I am a professional problem-solver. Okay, so my job title is not actually “problem-solver”, but really, it is the vast majority of what I do in my job. I am a manager, overseeing anywhere from 40-130 employees at any given point in time in a store, while also solving problems for customers. Problems can be well-defined or ill-defined; well-defined problems have a definite solution where ill-defined problems are more of a grey area, lacking in a definite goal or a definite method to arrive at a goal (Goldstein, 2011). The majority of the problems I solve are of the ill-defined variety, rather than the well-defined type of problem that has been studied more, but I will show you how some of the cognitive processes are the same in solving ill-defined problems in daily life.
Problems also can be a routine problem or a non-routine problem based on whether or not the individual working to solve the problem knows how to reach a solution or has to come up with a novel way to reach a solution (Mayer & Wittrock, 2009). As a manager, I am the one who gets called to help solve the non-routine problems, having to sometimes think of creative solutions to challenging problems. This type of problem solving uses divergent thinking; that is, it involves thinking through many potential answers to questions that may work to find something that is a good fit (Goldstein, 2011). This is in contrast to convergent thinking, which is when there is one single correct answer and the individual working on the problem gets closer and their thinking narrows in on the correct solution (Goldstein, 2011).

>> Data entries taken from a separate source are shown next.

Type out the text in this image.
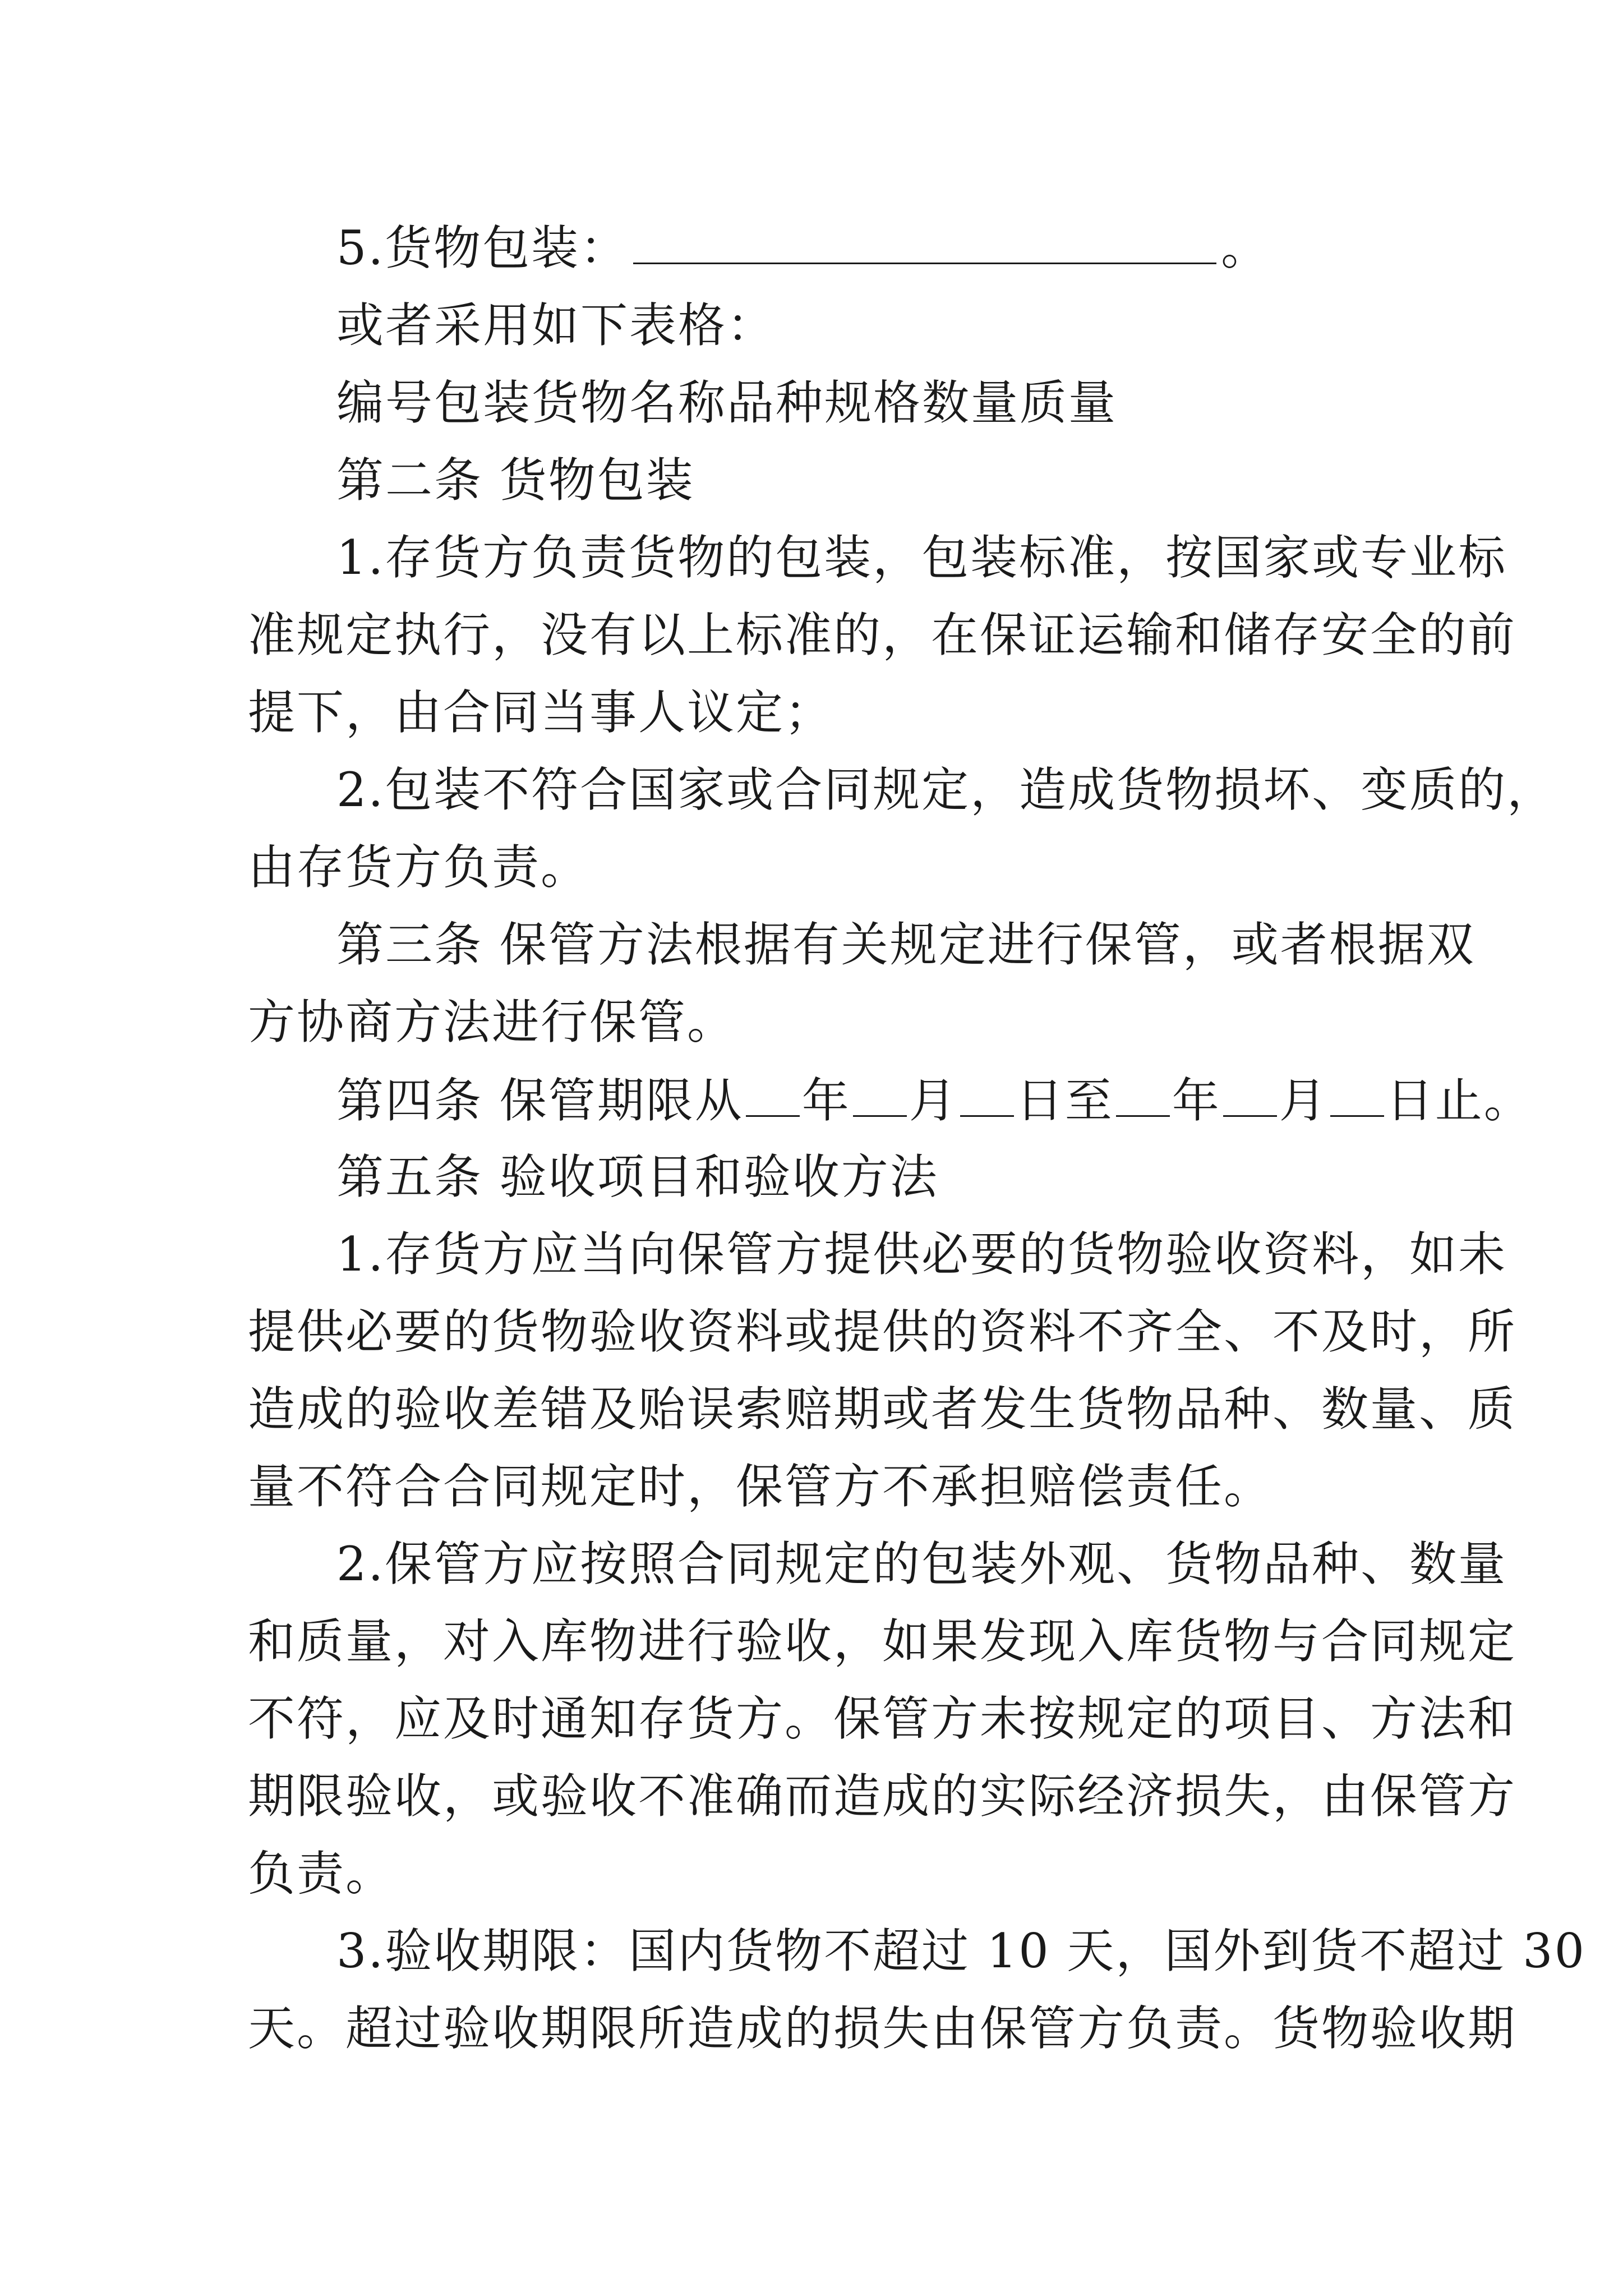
5.货物包装：	。
或者采用如下表格：
编号包装货物名称品种规格数量质量
第二条 货物包装
1.存货方负责货物的包装，包装标准，按国家或专业标
准规定执行，没有以上标准的，在保证运输和储存安全的前
提下，由合同当事人议定；
2.包装不符合国家或合同规定，造成货物损坏、变质的，
由存货方负责。
第三条 保管方法根据有关规定进行保管，或者根据双
方协商方法进行保管。
第四条 保管期限从 年 月 日至 年 月 日止。
第五条 验收项目和验收方法
1.存货方应当向保管方提供必要的货物验收资料，如未
提供必要的货物验收资料或提供的资料不齐全、不及时，所
造成的验收差错及贻误索赔期或者发生货物品种、数量、质
量不符合合同规定时，保管方不承担赔偿责任。
2.保管方应按照合同规定的包装外观、货物品种、数量
和质量，对入库物进行验收，如果发现入库货物与合同规定
不符，应及时通知存货方。保管方未按规定的项目、方法和
期限验收，或验收不准确而造成的实际经济损失，由保管方
负责。
3.验收期限：国内货物不超过 10 天，国外到货不超过 30
天。超过验收期限所造成的损失由保管方负责。货物验收期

I have been working in my particular field for 14 years, which has given me a bit of expertise. This can be advantageous in solving problems in that I have a lot of background to reference when working on a solution to problems. Experts tend to have better results at problem solving in their area of expertise than someone who is not an expert does (Goldstein, 2011). Not only do experts have more knowledge about their subject of expertise, they also are better able to access it in their minds and better able to categorize the problem than a novice would (Goldstein, 2011). The only downfall to having expertise is that the expert can sometimes get hung up on the knowledge they already have and end up lacking necessary creativity to solve the problem (Goldstein, 2011).
A customer approaches me, looking for the marshmallows. This looks like a fairly well-defined problem, with a definite goal and single answer to it. The goal and answer are locating the marshmallows. The solution is to show the customer where they are located in the store. A well-defined, routine problem, which is encountered many times a day in my work, is solved. Now, a customer approaches me with another problem. This customer wants to participate in the promotion on pomegranates, but does not know how to eat this item or what it can be used for. This is an ill-defined problem, with many solutions. This is where expertise on the product can come into solving the problem, but also some creativity as well, since there are multiple solutions of what the particular product could be used for.
Problem solving is something that we all do on a daily basis in our work, at home and in school. There is more to learn regarding how we solve problems but we already know how creativity and expertise are involved in solving our routine and non-routine problems.
Goldstein, E. B. (2011). Cognitive Psychology: Connecting Mind, Research, and Everyday Experience (3rd Ed.). California: Wadsworth, Cengage Learning.